Un hombre sin una pierna, apoyado en sus rústicas muletas de madera, con un aire a Nick Cravat, el compañero de volatines de Burt Lancaster en El halcón y la flecha y un deslenguamiento semejante, se revuelve cuando un policía urbano le aconseja de malos modos que no puede enseñarme, ni siquiera con el justificante de su sonrisa de pillo, cómo maneja la aguja de hacer crochet —¡ni me planteo recordar cómo era que dijo que se denomina en lengua nativa!—. No retira sus ojos de mí, estudiando el efecto de su discurso. Asegura que es él quien confecciona esas bolsas colgantes para el móvil o los pesos. Me extraña por los colores... Huelo en las horas del hilo, unas manos de mujer.

Entonces, sus groserías retadoras a la autoridad comienzan a reproducirse salazmente ante mis inexpertos oídos, tan repentinas como los conejitos de la serie de Fibonacci. Muleta en ristre marcha de la vecindad de la turista no sin antes volverse para recordarle al mugriento pinche policía: “¡Ni se te ocurra ponerme la mano encima, guey!”, ante la complicidad de la camarera.

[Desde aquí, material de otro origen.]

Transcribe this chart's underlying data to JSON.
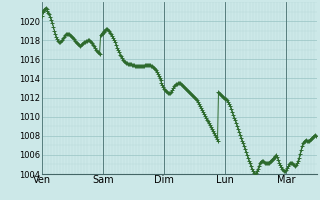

Los pasillos del convento de Santo Domingo tienen algo del Unterhalten berlinés. Observadas sus bóvedas repintadas a la luz adormecida por el pasillo inacabable te transportan al golpeteo de botas soldadescas en otras guerras hasta que el despertar te acomete mirando aquel cartel que anuncia, “Tesoros de la tumba 7”. Un complicado sistema de numeraciones para designar a los individuos en el Oaxaca zapoteco termina por levantarme dolor de cabeza. Conejo cuatro o jaguar trece, ¿me recibes? Chiucu, chuna, ala llichi..., se revelan inasequibles a la mnemotecnia. Repaso los relatos sobre los guerreros, ¿qué hacían ellas? ¿Acaso las pinzas de depilar del tesoro eran cosa de hombres?

Un brasero con rostro humano, el de un dios poco benévolo, pero al que se puede asir con las manos.

Balcones al museo Etnobotánico desde el que los oaxaqueños no se pueden asomar. Puede ser que arrojarse desde el ventanal sobre un paraíso posible no entrara en la categoría de suicidio, ¿y entonces? Colores, dimensiones inesperadas, frondosidad natural, no impostada. El aire no se mueve; los rumores de la gente, sí. Observando este arrebato de lo que para mí son cactus y aquí es un volumen de nombres, me distancio y pienso en la sabiduría del dejar hacer a la naturaleza. Ella sabrá escoger las especies idóneas para apropiarse del paisaje, incluso dotar de una belleza agreste y amenazante sobre los sillares. No hay más que viajar a Butrint... ¡Al demonio con el césped y el perfil recortado del golfista, dueño y señor de los áridos de La Mancha en la locura mimética de lo que nunca fue ni será Bristol!